The Data Science Toolkit for the Responsible use of AI uses the AI system lifecycle as the guiding framework to provide technical guidance for public policy teams that wish to use AI technologies to improve their decision-making processes and outcomes. For each phase of the AI system lifecycle – planning and design, data collection and processing, model building and validation, and deployment and monitoring – the toolkit identifies common challenges when using AI in public policy contexts and outlines practical mechanisms to detect and mitigate them.
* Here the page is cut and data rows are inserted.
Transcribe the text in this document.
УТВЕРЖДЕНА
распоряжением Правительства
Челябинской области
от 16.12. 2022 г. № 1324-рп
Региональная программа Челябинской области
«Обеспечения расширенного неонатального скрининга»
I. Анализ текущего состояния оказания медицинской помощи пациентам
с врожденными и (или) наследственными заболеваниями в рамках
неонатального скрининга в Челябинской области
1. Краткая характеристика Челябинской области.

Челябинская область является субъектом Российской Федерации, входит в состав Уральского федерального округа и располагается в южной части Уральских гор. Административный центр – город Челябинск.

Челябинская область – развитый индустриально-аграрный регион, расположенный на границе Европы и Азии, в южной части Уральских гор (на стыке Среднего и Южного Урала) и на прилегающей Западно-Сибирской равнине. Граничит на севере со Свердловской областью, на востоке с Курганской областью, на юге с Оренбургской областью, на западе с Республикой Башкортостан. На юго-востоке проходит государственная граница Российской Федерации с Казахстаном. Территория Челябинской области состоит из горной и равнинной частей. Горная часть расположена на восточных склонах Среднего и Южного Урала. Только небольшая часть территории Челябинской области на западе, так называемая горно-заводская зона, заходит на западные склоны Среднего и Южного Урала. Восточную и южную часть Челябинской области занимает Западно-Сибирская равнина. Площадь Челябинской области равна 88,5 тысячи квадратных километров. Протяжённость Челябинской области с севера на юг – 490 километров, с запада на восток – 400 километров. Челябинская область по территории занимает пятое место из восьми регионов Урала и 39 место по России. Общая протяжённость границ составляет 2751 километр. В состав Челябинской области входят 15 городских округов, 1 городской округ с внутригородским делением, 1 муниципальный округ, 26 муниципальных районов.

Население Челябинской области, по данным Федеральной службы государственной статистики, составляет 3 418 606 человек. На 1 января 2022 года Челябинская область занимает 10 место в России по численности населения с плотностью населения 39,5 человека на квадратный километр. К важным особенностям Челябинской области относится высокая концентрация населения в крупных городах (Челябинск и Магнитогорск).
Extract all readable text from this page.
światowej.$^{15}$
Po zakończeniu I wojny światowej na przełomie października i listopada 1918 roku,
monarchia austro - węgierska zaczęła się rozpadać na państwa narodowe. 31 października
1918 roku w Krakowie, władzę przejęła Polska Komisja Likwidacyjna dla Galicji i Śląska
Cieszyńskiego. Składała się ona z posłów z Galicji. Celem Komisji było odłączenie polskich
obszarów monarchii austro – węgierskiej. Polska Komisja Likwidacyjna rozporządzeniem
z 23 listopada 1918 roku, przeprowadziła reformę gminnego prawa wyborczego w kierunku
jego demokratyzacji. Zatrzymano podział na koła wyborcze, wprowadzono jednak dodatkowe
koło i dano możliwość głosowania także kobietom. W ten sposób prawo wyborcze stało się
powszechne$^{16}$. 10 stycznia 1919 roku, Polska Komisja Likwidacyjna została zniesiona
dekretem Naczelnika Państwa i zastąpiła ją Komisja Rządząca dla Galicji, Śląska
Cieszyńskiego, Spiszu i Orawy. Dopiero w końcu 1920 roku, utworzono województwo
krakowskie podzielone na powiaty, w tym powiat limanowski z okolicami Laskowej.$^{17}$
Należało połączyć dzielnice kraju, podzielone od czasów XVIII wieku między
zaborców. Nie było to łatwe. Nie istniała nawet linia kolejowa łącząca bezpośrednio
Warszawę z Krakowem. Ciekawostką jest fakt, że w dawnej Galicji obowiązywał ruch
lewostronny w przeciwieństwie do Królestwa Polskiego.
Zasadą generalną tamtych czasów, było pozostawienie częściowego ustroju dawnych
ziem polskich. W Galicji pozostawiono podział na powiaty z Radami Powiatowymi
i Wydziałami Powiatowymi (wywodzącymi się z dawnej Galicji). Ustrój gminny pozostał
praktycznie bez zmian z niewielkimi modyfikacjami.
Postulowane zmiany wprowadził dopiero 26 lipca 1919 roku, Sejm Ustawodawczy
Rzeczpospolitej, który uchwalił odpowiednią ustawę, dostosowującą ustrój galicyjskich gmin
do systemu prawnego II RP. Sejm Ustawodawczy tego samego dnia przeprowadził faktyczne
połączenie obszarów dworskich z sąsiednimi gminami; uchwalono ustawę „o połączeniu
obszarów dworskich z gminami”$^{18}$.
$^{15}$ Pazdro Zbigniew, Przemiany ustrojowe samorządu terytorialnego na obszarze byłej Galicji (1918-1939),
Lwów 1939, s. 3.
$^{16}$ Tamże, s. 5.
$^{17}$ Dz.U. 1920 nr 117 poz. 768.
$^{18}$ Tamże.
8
Policy makers and their technical teams should be accountable for the proper functioning of an AI system at each phase of its lifecycle. A chapter of the toolkit explores accountability-related issues in the use of AI for public policy and outlines practical mechanisms to address them.
Why this toolkit?
This toolkit identifies areas of risk and recommends mitigation measures to avoid unintended negative outcomes. Undesirables include wasted resources due to inadequate targeting and other outcomes that undercut what decision-makers are seeking to achieve.
Although there are a significant number of principles in support of ethical AI, they provide high-level guidance on how it should or should not be developed, and there is very little clarity on the best practices for putting those principles into operation (Vayena 2019). This toolkit is not intended to regulate or explain what the aims and objectives of decision-making bodies and actors should be.
Who is the data science toolkit for?
This toolkit is for technical teams working on machine learning algorithm applications for public policy. However, it covers challenges common to other applications of this technology. It does assume that readers have basic knowledge of statistics and programming, but it does include brief descriptions and additional references for new concepts.
The toolkit includes workbooks with example challenges and solutions. Different types of models (linear, tree-based, and others) and implementations (R, Keras, Xgboost) illustrate how these problems arise regardless of the choice of a particular tool or algorithm. Although the codes and examples were developed in R, all the topics and methodologies applied and described in this toolkit can be implemented in any other programming language.
All the material in this toolkit is reproducible according to instructions in the repository (https://github.com/EL-BID/Manual-IA-Responsable), which contains a Dockerfile describing the infrastructure dependencies for its replication. The R programming language is used along with the following packages: tidyverse, recipes, themis, rsample, parsnip, yardstick, workflows, tune, knitr, and patchwork.